MPI provides a function MPI_Sendrecv that can be used to shift data along a group of processes. Within ESPResSo, this is not used at all so far. Instead, shifting data is done manually via calls to MPI_Send and MPI_Recv which have to be interleaved correctly.

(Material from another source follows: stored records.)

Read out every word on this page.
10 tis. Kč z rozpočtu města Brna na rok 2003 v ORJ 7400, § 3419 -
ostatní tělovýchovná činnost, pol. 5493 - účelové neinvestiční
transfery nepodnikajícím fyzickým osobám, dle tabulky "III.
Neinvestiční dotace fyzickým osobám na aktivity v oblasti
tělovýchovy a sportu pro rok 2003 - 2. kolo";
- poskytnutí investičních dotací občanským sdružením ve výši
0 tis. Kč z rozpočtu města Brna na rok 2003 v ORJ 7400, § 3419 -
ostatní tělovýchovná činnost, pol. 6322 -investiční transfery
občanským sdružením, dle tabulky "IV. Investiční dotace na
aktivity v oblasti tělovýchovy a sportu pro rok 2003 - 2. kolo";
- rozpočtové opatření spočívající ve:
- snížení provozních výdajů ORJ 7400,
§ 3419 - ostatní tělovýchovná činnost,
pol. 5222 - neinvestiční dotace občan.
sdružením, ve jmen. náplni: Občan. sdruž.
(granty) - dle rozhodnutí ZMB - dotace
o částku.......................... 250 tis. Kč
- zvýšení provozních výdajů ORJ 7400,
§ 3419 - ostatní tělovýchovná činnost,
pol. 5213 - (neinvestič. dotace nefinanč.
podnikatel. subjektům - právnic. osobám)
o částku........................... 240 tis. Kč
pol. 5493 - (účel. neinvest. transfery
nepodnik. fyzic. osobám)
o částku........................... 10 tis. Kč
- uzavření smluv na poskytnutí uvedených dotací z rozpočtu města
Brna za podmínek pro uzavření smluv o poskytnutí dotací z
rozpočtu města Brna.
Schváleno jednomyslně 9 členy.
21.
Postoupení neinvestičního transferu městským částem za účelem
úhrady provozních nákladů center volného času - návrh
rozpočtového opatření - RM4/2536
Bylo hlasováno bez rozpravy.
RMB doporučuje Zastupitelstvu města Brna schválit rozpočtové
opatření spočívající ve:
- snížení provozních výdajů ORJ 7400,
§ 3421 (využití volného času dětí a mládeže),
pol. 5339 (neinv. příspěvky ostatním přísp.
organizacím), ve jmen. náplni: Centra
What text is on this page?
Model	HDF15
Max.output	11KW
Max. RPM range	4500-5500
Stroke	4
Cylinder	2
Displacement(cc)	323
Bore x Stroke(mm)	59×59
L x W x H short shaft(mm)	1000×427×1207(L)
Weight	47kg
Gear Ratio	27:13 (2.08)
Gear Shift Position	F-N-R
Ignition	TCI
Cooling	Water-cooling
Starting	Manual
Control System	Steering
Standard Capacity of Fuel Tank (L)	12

Of course, doing it manually is far more complex and error-prone, but I also had the suspicion that it might be significantly slower, as there are plenty of possiblities to optimize code like that on the side of the MPI implmentation.

Test program

To test whether there are differences in speed, I have written a little C program that shifts a float value along a chain of processors, and does so a million times. The following is an excerpt from the test program that shows the core routines:

void do_sendrecv() {
  float send_data = rank;
  float recv_data;
  for (int i=0; i < N; i++) {
    MPI_Sendrecv(&send_data, 1, MPI_FLOAT, next, 42, 
   &recv_data, 1, MPI_FLOAT, prev, 42,
   comm, 0);
  }
}

void do_sendrecv_replace() {
  float data = rank;
  for (int i=0; i < N; i++) {
    MPI_Sendrecv_replace(&data, 1, MPI_FLOAT, 
    next, 42, prev, 42,
    comm, 0);
  }
}

void do_manual() {
  float data = rank;
  for (int i=0; i < N; i++) {
    if (rank%2) {
      MPI_Send(&data, 1, MPI_INT, next, 42, comm);
      MPI_Recv(&data, 1, MPI_INT, prev, 42, comm, 0);
    } else {
      MPI_Recv(&data, 1, MPI_INT, prev, 42, comm, 0);
      MPI_Send(&data, 1, MPI_INT, next, 42, comm);
    }
  }
}

Results

4 Tasks, OpenMPI 1.4.3 with gcc 4.5.0 (-O3) on an Intel Core2 Quad CPU (2.8 GHz):
sendrecv:         1.487827 s (1.000000)
sendrecv_replace: 1.490810 s (1.002005)
manual:           2.062941 s (1.386547)
That is a difference of 40%! From the results it seems obvious to me that it is a very good idea to use MPI_Sendrecv whenever it is applicable instead of doing so manually!